Mass media financial advice is always lite on details
We’re not knocking the fact that LITERALLY EVERY FINANCIAL PLANNING SOFTWARE TOOL made today used by financial planners already does this. We are not criticizing the author for saying “Of course, everyone’s situation is and will be different, so 10% is a guideline, not a guarantee“ after HE JUST IMPLIED THIS RULE WORKS FOR EVERYONE. We will pretend for a minute it isn’t a big deal that he left out EVERY SINGLE MAJOR ASSUMPTION used in the calculation including investment rate of return, life expectancy, or how much income would that provide in retirement. No. Even if none of this is important to you, the result should be. The average 25-year-old making $30,000 a year today, saving 10% of their income, “cuts the risk of running out of money in retirement to about 30%, less than one chance in three.” ONE IN THREE! Who wants a one in three chance of ending up broke in retirement?
What if you are thirty instead of 25? The picture gets even worse. What if you live beyond the average age (whatever that is because he doesn’t list it) or are married and want to account for a joint life expectancy? Sorry, you get a coin flip for success.
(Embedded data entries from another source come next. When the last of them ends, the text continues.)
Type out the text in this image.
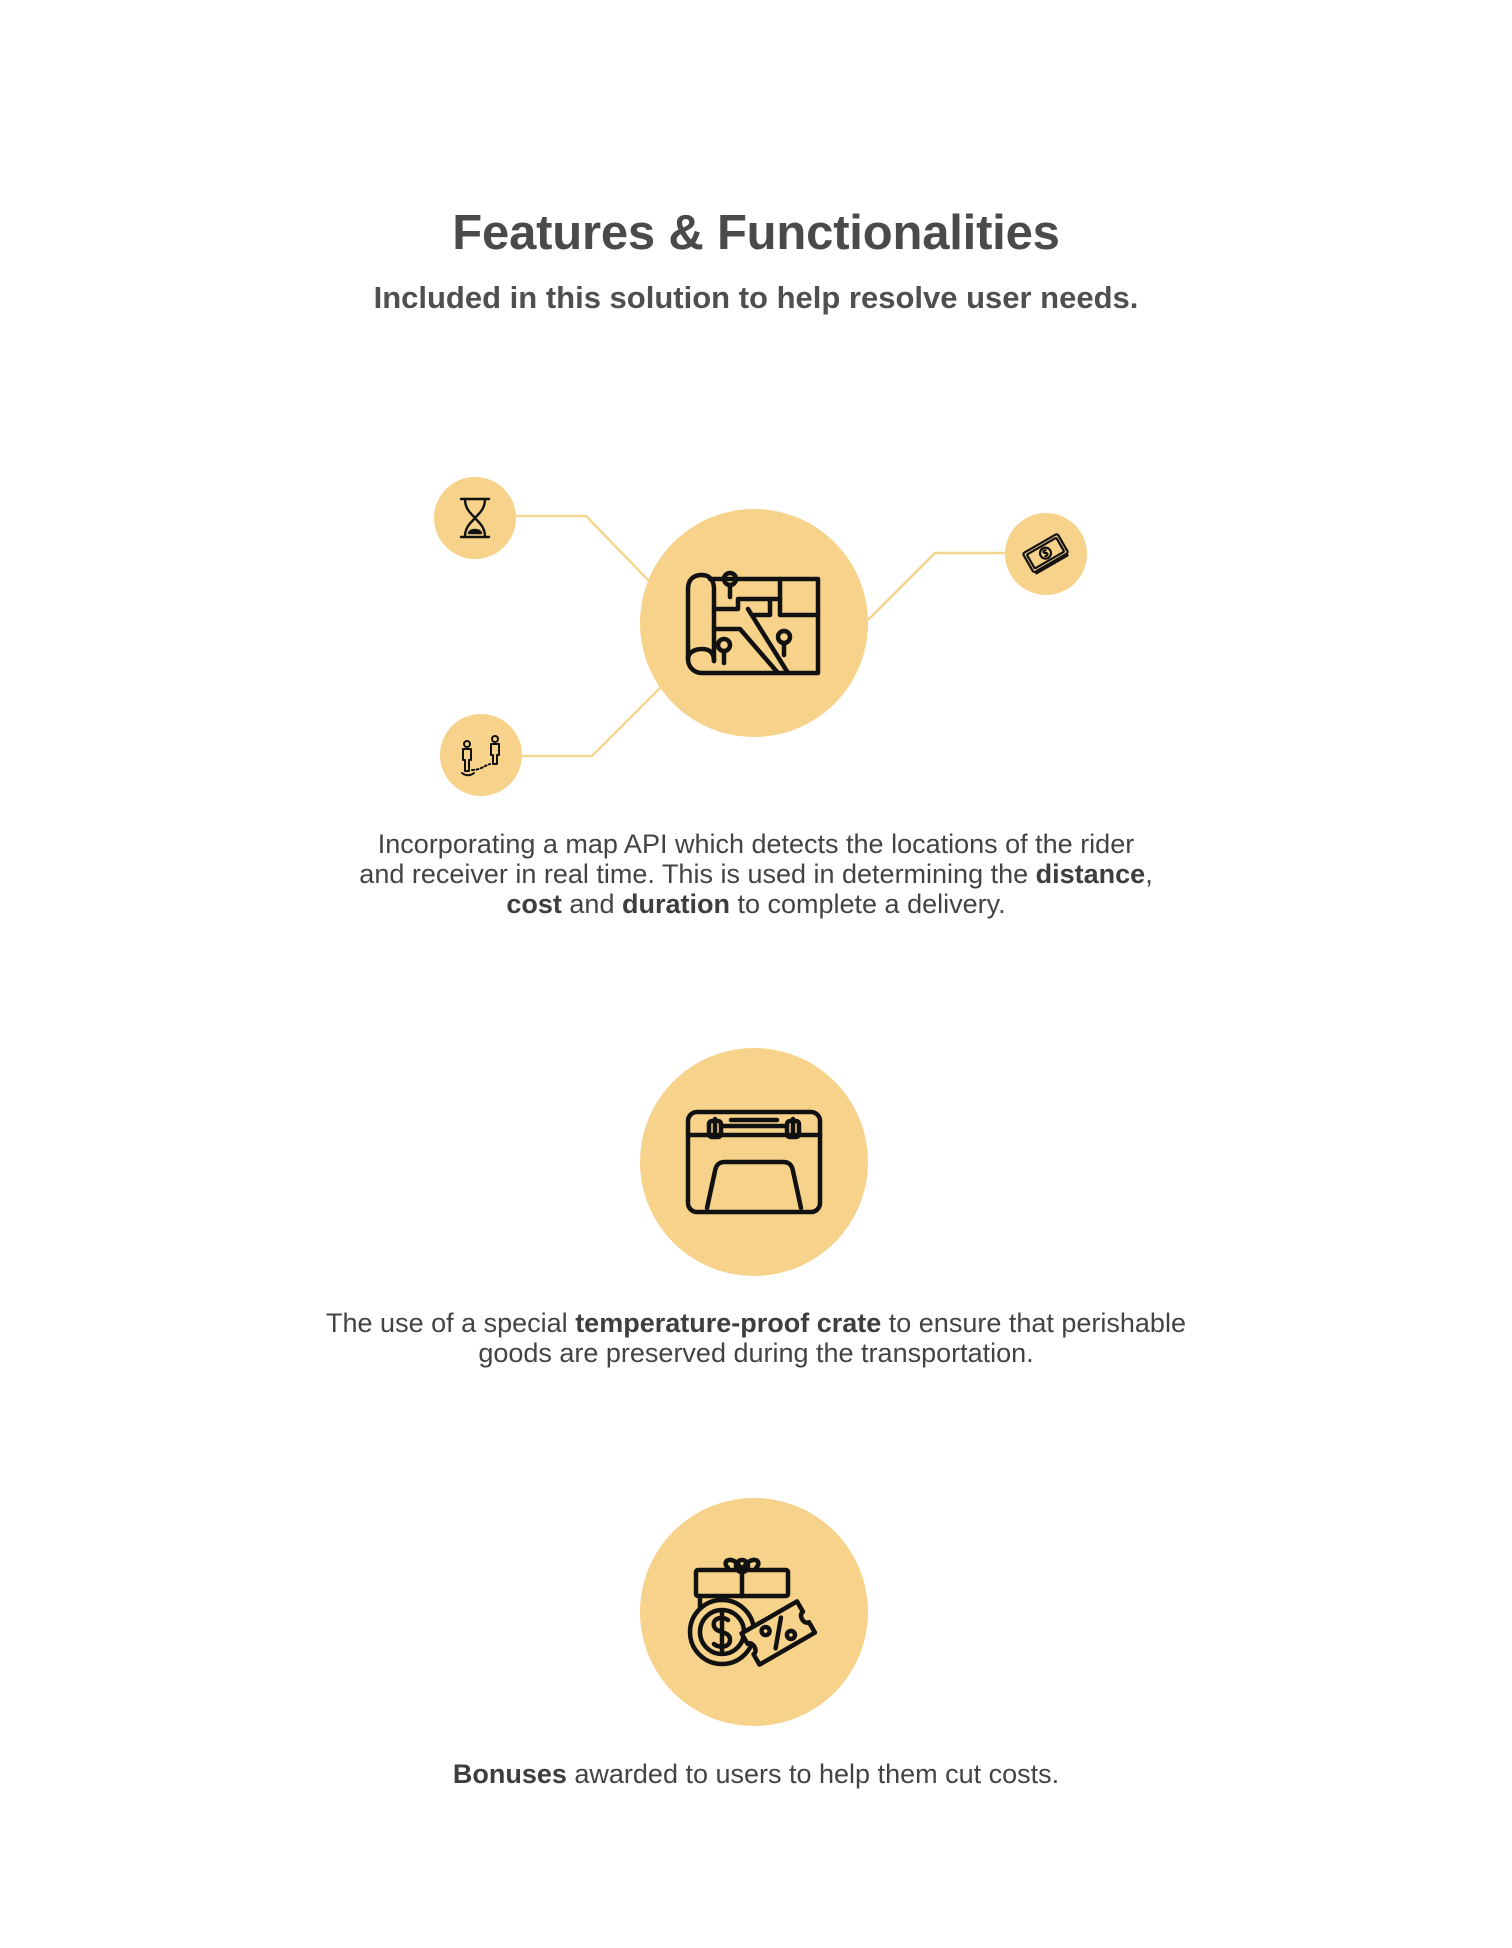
Features & Functionalities

Included in this solution to help resolve user needs.

Incorporating a map API which detects the locations of the rider
and receiver in real time. This is used in determining the distance,
cost and duration to complete a delivery.
The use of a special temperature-proof crate to ensure that perishable
goods are preserved during the transportation.
Bonuses awarded to users to help them cut costs.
The reason company retirement plans are increasing the use of automatic enrollment and auto increases in contribution rates is because once employees decide, usually during their first week at work, they rarely revisit it. Imagining reading this article and thinking 10% really is your magic number. You set it and ten years later find out you are shooting for a target that you wouldn’t even consider a success.
What the financial media gets right
The upside of leaving out the details is it makes all this sound very easy. Save 10% and you’re good. That simplicity might just make someone who otherwise would have passed, thinking it was too complicated, get started for the first time. It could well change some people’s lives and it is hard to put a price on that.
In addition, the financial media has the opportunity to amplify a message more than advisers ever will. According to a 2019 CNBC survey, only about 17% of people seek financial advice from a professional. That leaves the majority of people looking for answers to these questions at the mercy of sites like Yahoo Finance. Whether or not we like it, they wield enormous influence and have the ability to do tremendous good, or significant harm.
How do you make personal finance personal?
Any advice that you receive from the internet, magazines or a friend, should be run through the filter of how am I different? Does the advice in question come from someone your own age and relative income level? If the decision would impact a spouse, are they married or single. Are you aware of anything that could be going on in their life or was this decision made within a vacuum? Maybe most crucial of all, what are they trying to accomplish and is that just as important to you as well. A recent consumer survey by lendedu highlights just how different our number one financial goal can be from person to person.
The closer you are to the person giving the advice, the greater the chances it might apply to you as well. You are not Warren Buffet, Kim Kardashian, or Andrew Luck so don’t take investing advice from them, or for them. Even better, start by making a list of the financial issues that mean the most to you. Maybe it includes being able to retire early and move closer to family or leaving a legacy for your grandchildren. Once you know what the end game is finding advice to match and avoiding advice which doesn’t, becomes simpler. We know it can still be complicated, but we’re here to help you make it as simple as possible, but not simpler.